Adaptive platform trials can investigate multiple experimental therapies for a specific tumor indication in a continual manner, with different pharmacologic interventions added or removed based on predefined thresholds for success or failure (30). In addition, further adaptations can be implemented such as: (i) response-adaptive randomization whereby rules to assign participants to an arm with a higher degree of success are based on specific patient or tumor-related features; (ii) adaptive sample size enrollment that uses the amassed data to re-estimate treatment effect and consequently the optimal study sample size; and (iii) interim updates which permit the adaptive design to be updated based on the accrued information from the trial. The I-SPY-2 trial is a well-known example of the adaptive platform design, and to date this study has tested 17 experimental regimens combined with one chemotherapy regimen in the neoadjuvant setting in patients with locally advanced breast cancer with ten predefined biomarker profiles (31). Over the last 10 years, the I-SPY-2 trial has graduated six regimens through to phase III trials each with a high probability of statistical success (https://www.ispytrials.org/results/past-agents).

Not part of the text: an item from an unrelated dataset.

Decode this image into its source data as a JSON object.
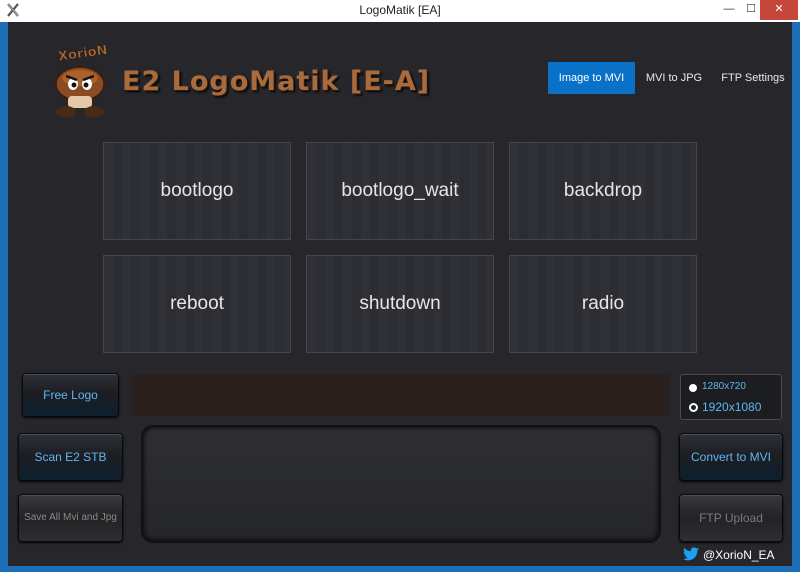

To be successful, MAMS and adaptive platform studies require significant collaboration between multiple industry, regulatory, and academic stakeholders, as demonstrated by the STAMPEDE and I-SPY-2 studies. Innovative clinical trial designs and approaches that are adaptive and dynamic are needed to advance this rapidly growing field, taking the two most important resources into consideration, our patients and their time.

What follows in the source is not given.